Environment Hawai‘i was able to view the “universal crew contract.” It states that the fishing “is aboard Hawai‘i pelagic longline vessels making up to 15 trips per year. Trip duration is from 10 to 40 days” and that payment will be made within four days of landing. The crew member is not responsible for any recruiting fees, which are instead to be paid by the vessel owner. Finally, it provides that the vessel owner will hold crew members’ passports, with “copies issued to the crew members. Crewmembers may access their passports at anytime.”

That contract is thin gruel when compared to the more robust requirements that were agreed to by Nguyen, owner of the Sea Queen II, in settlement of the human trafficking case brought by Sorihin and Fatah. Those include his agreement to assure that the crew member will not be charged for costs associated with travel to the vessel; that he will have access to passports and other travel documents (“the Captain will safely store these documents for you if you want, otherwise, you are fully responsible for the safekeeping of such documents when in your possession”); that he will be provided with “appropriate protective clothing, in good condition, at no cost”; that he may return home without penalty if he decides to terminate his contract early (“in such a case, the captain will provide information about inexpensive return home options and will assist in making arrangements”); and that the crew member “will ordinarily be provided with minimum rest hours of ten hours … in any 24-hour period, and 77 hours in any seven-day period.”

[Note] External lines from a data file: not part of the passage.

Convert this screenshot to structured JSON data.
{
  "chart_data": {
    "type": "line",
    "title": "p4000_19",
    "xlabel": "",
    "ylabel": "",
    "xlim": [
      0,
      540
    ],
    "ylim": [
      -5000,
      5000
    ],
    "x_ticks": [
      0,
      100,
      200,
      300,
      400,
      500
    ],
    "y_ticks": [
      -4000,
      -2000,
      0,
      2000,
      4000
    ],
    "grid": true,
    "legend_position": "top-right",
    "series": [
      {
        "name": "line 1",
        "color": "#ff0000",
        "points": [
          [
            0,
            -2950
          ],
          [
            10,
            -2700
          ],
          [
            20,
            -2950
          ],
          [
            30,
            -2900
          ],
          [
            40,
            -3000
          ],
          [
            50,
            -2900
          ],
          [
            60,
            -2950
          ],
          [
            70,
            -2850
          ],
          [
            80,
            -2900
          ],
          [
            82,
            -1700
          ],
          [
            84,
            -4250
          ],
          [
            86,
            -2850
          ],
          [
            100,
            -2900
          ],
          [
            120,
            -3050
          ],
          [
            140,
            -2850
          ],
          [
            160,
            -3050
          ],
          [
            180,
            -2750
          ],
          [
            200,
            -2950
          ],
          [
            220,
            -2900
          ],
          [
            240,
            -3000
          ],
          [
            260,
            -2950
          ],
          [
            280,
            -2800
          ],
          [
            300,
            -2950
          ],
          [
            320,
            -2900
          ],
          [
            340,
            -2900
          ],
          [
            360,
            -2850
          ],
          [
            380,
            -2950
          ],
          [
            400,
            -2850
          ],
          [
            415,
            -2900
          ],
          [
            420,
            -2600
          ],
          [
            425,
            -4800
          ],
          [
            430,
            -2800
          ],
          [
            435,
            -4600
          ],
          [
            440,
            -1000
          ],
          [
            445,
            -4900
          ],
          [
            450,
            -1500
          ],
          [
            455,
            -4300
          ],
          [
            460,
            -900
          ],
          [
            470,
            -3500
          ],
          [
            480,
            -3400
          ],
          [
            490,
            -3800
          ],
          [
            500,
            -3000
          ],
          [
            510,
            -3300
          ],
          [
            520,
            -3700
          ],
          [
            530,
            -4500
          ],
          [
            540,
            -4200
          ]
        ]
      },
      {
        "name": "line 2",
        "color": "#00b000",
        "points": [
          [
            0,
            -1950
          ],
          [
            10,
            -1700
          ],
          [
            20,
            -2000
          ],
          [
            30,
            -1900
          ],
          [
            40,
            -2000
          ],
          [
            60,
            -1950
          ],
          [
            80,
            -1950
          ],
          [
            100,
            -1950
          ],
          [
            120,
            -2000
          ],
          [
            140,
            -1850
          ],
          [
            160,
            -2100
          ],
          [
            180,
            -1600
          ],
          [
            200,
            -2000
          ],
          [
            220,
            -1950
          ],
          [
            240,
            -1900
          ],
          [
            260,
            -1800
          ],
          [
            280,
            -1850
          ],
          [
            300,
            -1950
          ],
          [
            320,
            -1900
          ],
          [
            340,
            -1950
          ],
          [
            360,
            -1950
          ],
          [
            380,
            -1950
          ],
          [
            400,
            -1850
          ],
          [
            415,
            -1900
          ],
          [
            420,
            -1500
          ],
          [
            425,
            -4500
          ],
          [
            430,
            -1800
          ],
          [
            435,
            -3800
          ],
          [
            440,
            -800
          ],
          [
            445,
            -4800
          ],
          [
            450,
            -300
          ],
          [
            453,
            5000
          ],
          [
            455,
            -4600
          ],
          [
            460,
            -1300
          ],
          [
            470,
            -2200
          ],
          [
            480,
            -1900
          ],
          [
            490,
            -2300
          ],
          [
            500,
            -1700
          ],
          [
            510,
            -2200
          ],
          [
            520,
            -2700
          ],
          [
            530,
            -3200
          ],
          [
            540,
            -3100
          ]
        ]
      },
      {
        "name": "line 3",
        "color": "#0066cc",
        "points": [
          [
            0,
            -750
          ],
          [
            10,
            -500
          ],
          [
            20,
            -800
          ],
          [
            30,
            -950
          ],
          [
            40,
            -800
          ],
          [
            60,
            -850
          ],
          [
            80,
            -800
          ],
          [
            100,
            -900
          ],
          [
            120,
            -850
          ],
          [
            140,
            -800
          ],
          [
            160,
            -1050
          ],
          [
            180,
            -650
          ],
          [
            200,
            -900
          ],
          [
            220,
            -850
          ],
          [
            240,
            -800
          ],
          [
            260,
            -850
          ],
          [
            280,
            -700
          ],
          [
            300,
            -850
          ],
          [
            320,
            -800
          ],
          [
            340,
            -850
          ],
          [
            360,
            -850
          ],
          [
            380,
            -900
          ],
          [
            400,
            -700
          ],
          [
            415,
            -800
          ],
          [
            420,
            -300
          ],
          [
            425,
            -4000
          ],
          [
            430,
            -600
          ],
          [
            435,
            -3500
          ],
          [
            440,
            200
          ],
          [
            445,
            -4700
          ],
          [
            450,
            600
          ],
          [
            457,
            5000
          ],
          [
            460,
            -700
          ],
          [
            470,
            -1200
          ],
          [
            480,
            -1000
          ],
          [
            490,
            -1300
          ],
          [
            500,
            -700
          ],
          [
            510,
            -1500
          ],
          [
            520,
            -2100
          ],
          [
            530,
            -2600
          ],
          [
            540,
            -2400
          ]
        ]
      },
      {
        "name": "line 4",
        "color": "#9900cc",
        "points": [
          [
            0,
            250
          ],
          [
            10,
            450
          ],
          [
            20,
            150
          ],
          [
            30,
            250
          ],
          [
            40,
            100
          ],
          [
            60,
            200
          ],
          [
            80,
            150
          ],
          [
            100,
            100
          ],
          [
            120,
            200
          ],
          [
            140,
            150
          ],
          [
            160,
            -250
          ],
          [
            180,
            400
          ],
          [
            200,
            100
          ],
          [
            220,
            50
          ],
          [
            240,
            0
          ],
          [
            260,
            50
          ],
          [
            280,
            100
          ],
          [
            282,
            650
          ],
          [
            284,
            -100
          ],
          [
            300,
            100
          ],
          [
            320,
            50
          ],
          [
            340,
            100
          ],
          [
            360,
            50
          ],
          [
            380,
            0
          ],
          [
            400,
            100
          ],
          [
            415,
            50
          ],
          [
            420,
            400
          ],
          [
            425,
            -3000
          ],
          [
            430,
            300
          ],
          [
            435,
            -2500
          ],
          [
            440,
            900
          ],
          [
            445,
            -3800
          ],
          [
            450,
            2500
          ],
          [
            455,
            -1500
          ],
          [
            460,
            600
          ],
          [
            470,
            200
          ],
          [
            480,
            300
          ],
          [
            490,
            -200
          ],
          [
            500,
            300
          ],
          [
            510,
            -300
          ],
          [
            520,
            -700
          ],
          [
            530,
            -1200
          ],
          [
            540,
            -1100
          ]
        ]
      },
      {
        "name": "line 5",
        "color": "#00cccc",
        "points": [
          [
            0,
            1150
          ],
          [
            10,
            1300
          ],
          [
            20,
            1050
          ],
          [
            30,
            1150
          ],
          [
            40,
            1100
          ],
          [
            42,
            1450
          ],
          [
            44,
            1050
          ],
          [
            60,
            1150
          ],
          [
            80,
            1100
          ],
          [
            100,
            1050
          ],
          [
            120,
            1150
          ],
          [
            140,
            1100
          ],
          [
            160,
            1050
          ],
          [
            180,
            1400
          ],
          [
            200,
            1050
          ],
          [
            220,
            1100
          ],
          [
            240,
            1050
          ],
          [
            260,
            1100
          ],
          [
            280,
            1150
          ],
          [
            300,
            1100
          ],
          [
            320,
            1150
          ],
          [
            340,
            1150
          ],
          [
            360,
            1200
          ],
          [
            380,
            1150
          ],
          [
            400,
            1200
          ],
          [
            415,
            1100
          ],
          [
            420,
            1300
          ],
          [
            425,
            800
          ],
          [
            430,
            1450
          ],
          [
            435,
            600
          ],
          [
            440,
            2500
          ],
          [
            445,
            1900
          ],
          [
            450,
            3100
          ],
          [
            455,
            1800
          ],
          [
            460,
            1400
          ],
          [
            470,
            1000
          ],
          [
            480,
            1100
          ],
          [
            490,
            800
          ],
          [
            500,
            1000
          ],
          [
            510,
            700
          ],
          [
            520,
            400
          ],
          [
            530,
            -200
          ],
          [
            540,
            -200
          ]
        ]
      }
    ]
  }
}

When asked about the code of conduct being developed by the HLA, Cook said that a couple of drafts of this were being discussed. “It’s a constantly evolving thing, particularly involving manning agencies,” he said. He added that he was familiar with the commitments that Nguyen had made in settling the lawsuit brought by Sorihin and Fatah, describing it as a “fairly solid model.”

“I don’t think we’ll have the exact wording” as in the Nguyen agreement, he said, “but all will be covered.” According to Cook, a code of conduct for vessel owners would be ready soon.